Będzie słońce, będzie gonitwa
Hubertus przegrał z prognozą pogody.
W obawie przed chłodem i deszczem odwołano konną pogoń za lisem, czyli Hubertusa. „Koniorze” z Sudołu i Bieńkowic, którzy tą imprezą integrują się od lat, zdecydowali przenieść imprezę.
Raciborski magistrat odwołał tym samym darmowy przejazd autobusem, którym mieli dotrzeć na łąki Sudołu mieszkańcy Raciborza. Współorganizatorem Hubertusa był Urząd Gminy Krzyżanowice, który informację o odwołaniu imprezy pierwszy zamieścił na swojej witrynie 12 października.
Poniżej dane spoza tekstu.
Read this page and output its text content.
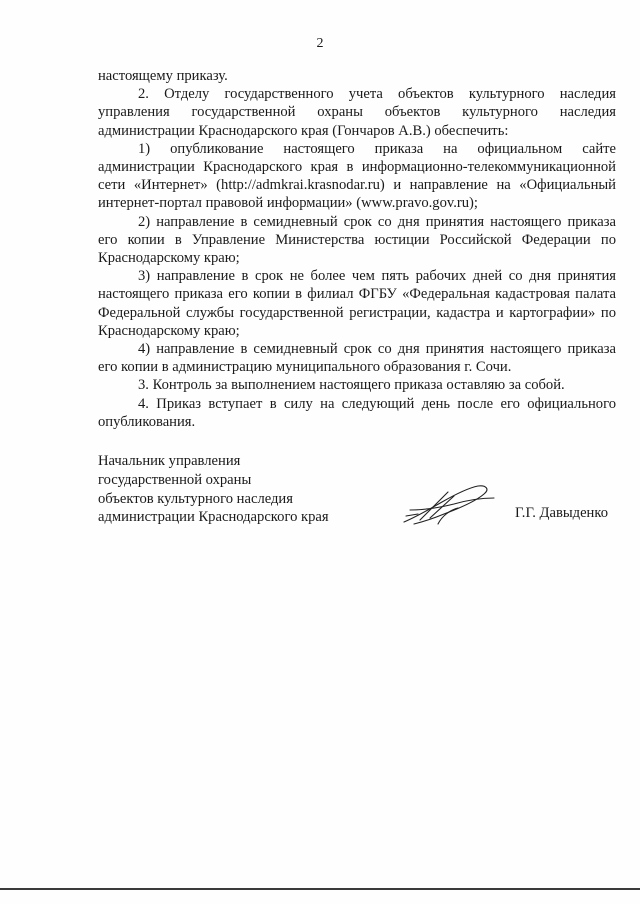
2
настоящему приказу.
2. Отделу государственного учета объектов культурного наследия
управления государственной охраны объектов культурного наследия
администрации Краснодарского края (Гончаров А.В.) обеспечить:
1) опубликование настоящего приказа на официальном сайте
администрации Краснодарского края в информационно-телекоммуникационной
сети «Интернет» (http://admkrai.krasnodar.ru) и направление на «Официальный
интернет-портал правовой информации» (www.pravo.gov.ru);
2) направление в семидневный срок со дня принятия настоящего приказа
его копии в Управление Министерства юстиции Российской Федерации по
Краснодарскому краю;
3) направление в срок не более чем пять рабочих дней со дня принятия
настоящего приказа его копии в филиал ФГБУ «Федеральная кадастровая палата
Федеральной службы государственной регистрации, кадастра и картографии» по
Краснодарскому краю;
4) направление в семидневный срок со дня принятия настоящего приказа
его копии в администрацию муниципального образования г. Сочи.
3. Контроль за выполнением настоящего приказа оставляю за собой.
4. Приказ вступает в силу на следующий день после его официального
опубликования.
Начальник управления
государственной охраны
объектов культурного наследия
администрации Краснодарского края	Г.Г. Давыденко
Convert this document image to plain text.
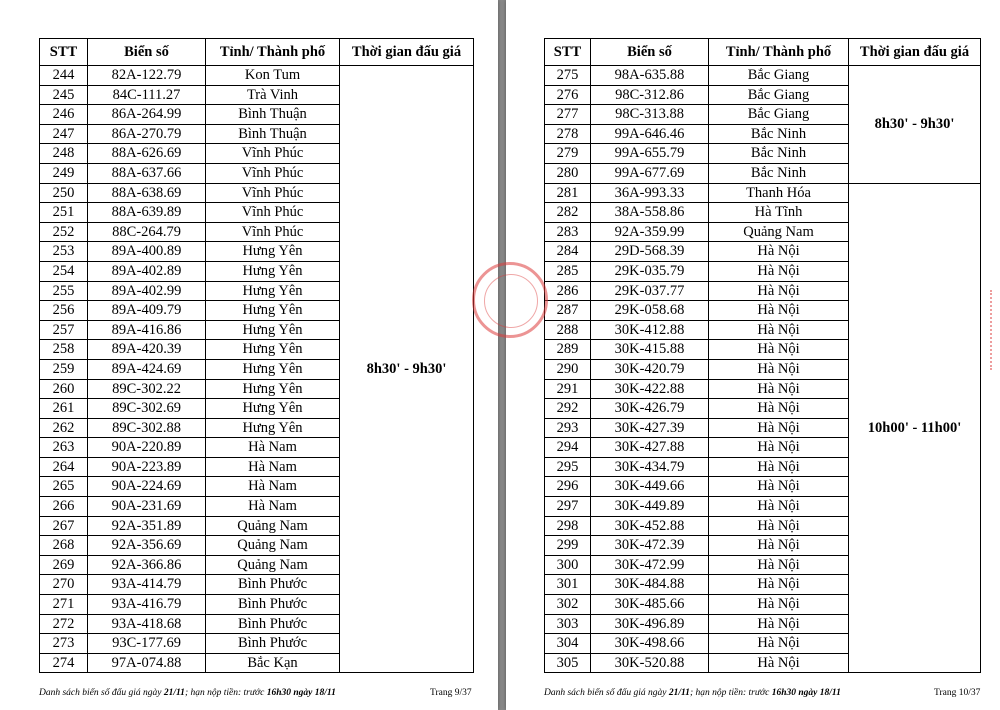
STT	Biển số	Tỉnh/ Thành phố	Thời gian đấu giá
244	82A-122.79	Kon Tum	8h30' - 9h30'
245	84C-111.27	Trà Vinh	
246	86A-264.99	Bình Thuận	
247	86A-270.79	Bình Thuận	
248	88A-626.69	Vĩnh Phúc	
249	88A-637.66	Vĩnh Phúc	
250	88A-638.69	Vĩnh Phúc	
251	88A-639.89	Vĩnh Phúc	
252	88C-264.79	Vĩnh Phúc	
253	89A-400.89	Hưng Yên	
254	89A-402.89	Hưng Yên	
255	89A-402.99	Hưng Yên	
256	89A-409.79	Hưng Yên	
257	89A-416.86	Hưng Yên	
258	89A-420.39	Hưng Yên	
259	89A-424.69	Hưng Yên	
260	89C-302.22	Hưng Yên	
261	89C-302.69	Hưng Yên	
262	89C-302.88	Hưng Yên	
263	90A-220.89	Hà Nam	
264	90A-223.89	Hà Nam	
265	90A-224.69	Hà Nam	
266	90A-231.69	Hà Nam	
267	92A-351.89	Quảng Nam	
268	92A-356.69	Quảng Nam	
269	92A-366.86	Quảng Nam	
270	93A-414.79	Bình Phước	
271	93A-416.79	Bình Phước	
272	93A-418.68	Bình Phước	
273	93C-177.69	Bình Phước	
274	97A-074.88	Bắc Kạn	
Danh sách biển số đấu giá ngày 21/11; hạn nộp tiền: trước 16h30 ngày 18/11	Trang 9/37
STT	Biển số	Tỉnh/ Thành phố	Thời gian đấu giá
275	98A-635.88	Bắc Giang	8h30' - 9h30'
276	98C-312.86	Bắc Giang	
277	98C-313.88	Bắc Giang	
278	99A-646.46	Bắc Ninh	
279	99A-655.79	Bắc Ninh	
280	99A-677.69	Bắc Ninh	
281	36A-993.33	Thanh Hóa	10h00' - 11h00'
282	38A-558.86	Hà Tĩnh	
283	92A-359.99	Quảng Nam	
284	29D-568.39	Hà Nội	
285	29K-035.79	Hà Nội	
286	29K-037.77	Hà Nội	
287	29K-058.68	Hà Nội	
288	30K-412.88	Hà Nội	
289	30K-415.88	Hà Nội	
290	30K-420.79	Hà Nội	
291	30K-422.88	Hà Nội	
292	30K-426.79	Hà Nội	
293	30K-427.39	Hà Nội	
294	30K-427.88	Hà Nội	
295	30K-434.79	Hà Nội	
296	30K-449.66	Hà Nội	
297	30K-449.89	Hà Nội	
298	30K-452.88	Hà Nội	
299	30K-472.39	Hà Nội	
300	30K-472.99	Hà Nội	
301	30K-484.88	Hà Nội	
302	30K-485.66	Hà Nội	
303	30K-496.89	Hà Nội	
304	30K-498.66	Hà Nội	
305	30K-520.88	Hà Nội	
Danh sách biển số đấu giá ngày 21/11; hạn nộp tiền: trước 16h30 ngày 18/11	Trang 10/37
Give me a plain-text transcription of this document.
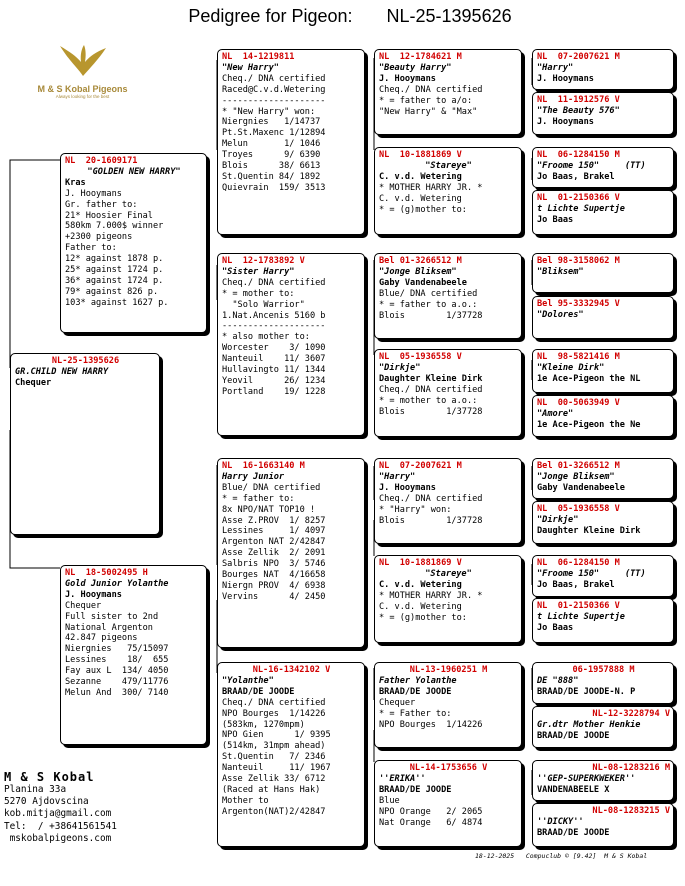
Pedigree for Pigeon: NL-25-1395626
M & S Kobal Pigeons
Always looking for the best
NL-25-1395626
GR.CHILD NEW HARRY
Chequer
NL  20-1609171
"GOLDEN NEW HARRY"
Kras
J. Hooymans
Gr. father to:
21* Hoosier Final
580km 7.000$ winner
+2300 pigeons
Father to:
12* against 1878 p.
25* against 1724 p.
36* against 1724 p.
79* against 826 p.
103* against 1627 p.
NL  18-5002495 H
Gold Junior Yolanthe
J. Hooymans
Chequer
Full sister to 2nd
National Argenton
42.847 pigeons
Niergnies   75/15097
Lessines    18/  655
Fay aux L  134/ 4050
Sezanne    479/11776
Melun And  300/ 7140
NL  14-1219811
"New Harry"
Cheq./ DNA certified
Raced@C.v.d.Wetering
--------------------
* "New Harry" won:
Niergnies   1/14737
Pt.St.Maxenc 1/12894
Melun       1/ 1046
Troyes      9/ 6390
Blois      38/ 6613
St.Quentin 84/ 1892
Quievrain  159/ 3513
NL  12-1783892 V
"Sister Harry"
Cheq./ DNA certified
* = mother to:
"Solo Warrior"
1.Nat.Ancenis 5160 b
--------------------
* also mother to:
Worcester    3/ 1090
Nanteuil    11/ 3607
Hullavingto 11/ 1344
Yeovil      26/ 1234
Portland    19/ 1228
NL  16-1663140 M
Harry Junior
Blue/ DNA certified
* = father to:
8x NPO/NAT TOP10 !
Asse Z.PROV  1/ 8257
Lessines     1/ 4097
Argenton NAT 2/42847
Asse Zellik  2/ 2091
Salbris NPO  3/ 5746
Bourges NAT  4/16658
Niergn PROV  4/ 6938
Vervins      4/ 2450
NL-16-1342102 V
"Yolanthe"
BRAAD/DE JOODE
Cheq./ DNA certified
NPO Bourges  1/14226
(583km, 1270mpm)
NPO Gien      1/ 9395
(514km, 31mpm ahead)
St.Quentin   7/ 2346
Nanteuil     11/ 1967
Asse Zellik 33/ 6712
(Raced at Hans Hak)
Mother to
Argenton(NAT)2/42847
NL  12-1784621 M
"Beauty Harry"
J. Hooymans
Cheq./ DNA certified
* = father to a/o:
"New Harry" & "Max"
NL  10-1881869 V
"Stareye"
C. v.d. Wetering
* MOTHER HARRY JR. *
C. v.d. Wetering
* = (g)mother to:
Bel 01-3266512 M
"Jonge Bliksem"
Gaby Vandenabeele
Blue/ DNA certified
* = father to a.o.:
Blois        1/37728
NL  05-1936558 V
"Dirkje"
Daughter Kleine Dirk
Cheq./ DNA certified
* = mother to a.o.:
Blois        1/37728
NL  07-2007621 M
"Harry"
J. Hooymans
Cheq./ DNA certified
* "Harry" won:
Blois        1/37728
NL  10-1881869 V
"Stareye"
C. v.d. Wetering
* MOTHER HARRY JR. *
C. v.d. Wetering
* = (g)mother to:
NL-13-1960251 M
Father Yolanthe
BRAAD/DE JOODE
Chequer
* = Father to:
NPO Bourges  1/14226
NL-14-1753656 V
''ERIKA''
BRAAD/DE JOODE
Blue
NPO Orange   2/ 2065
Nat Orange   6/ 4874
NL  07-2007621 M
"Harry"
J. Hooymans
NL  11-1912576 V
"The Beauty 576"
J. Hooymans
NL  06-1284150 M
"Froome 150"     (TT)
Jo Baas, Brakel
NL  01-2150366 V
t Lichte Supertje
Jo Baas
Bel 98-3158062 M
"Bliksem"
Bel 95-3332945 V
"Dolores"
NL  98-5821416 M
"Kleine Dirk"
1e Ace-Pigeon the NL
NL  00-5063949 V
"Amore"
1e Ace-Pigeon the Ne
Bel 01-3266512 M
"Jonge Bliksem"
Gaby Vandenabeele
NL  05-1936558 V
"Dirkje"
Daughter Kleine Dirk
NL  06-1284150 M
"Froome 150"     (TT)
Jo Baas, Brakel
NL  01-2150366 V
t Lichte Supertje
Jo Baas
06-1957888 M
DE "888"
BRAAD/DE JOODE-N. P
NL-12-3228794 V
Gr.dtr Mother Henkie
BRAAD/DE JOODE
NL-08-1283216 M
''GEP-SUPERKWEKER''
VANDENABEELE X
NL-08-1283215 V
''DICKY''
BRAAD/DE JOODE
M & S Kobal
Planina 33a
5270 Ajdovscina
kob.mitja@gmail.com
Tel:  / +38641561541
mskobalpigeons.com
18-12-2025   Compuclub © [9.42]  M & S Kobal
Czy konny pościg za jeźdźcem z lisią kitą dojdzie jeszcze do skutku? – Zależy nam, by Hubertus w tym kształcie, jaki zaplanowano, został zorganizowany. Wszystko zależy od pogody – powiedziała Elena Głowacz z Referatu Promocji raciborskiego urzędu.
Przypomnijmy, że poprzednie edycje były skromnym spotkaniem grupy pasjonatów. W tym roku w organizację włączyły się dwa samorządy, miały być występy artystyczne pod namiotem oraz darmowy, myśliwski poczęstunek – z bigosem i grzańcem.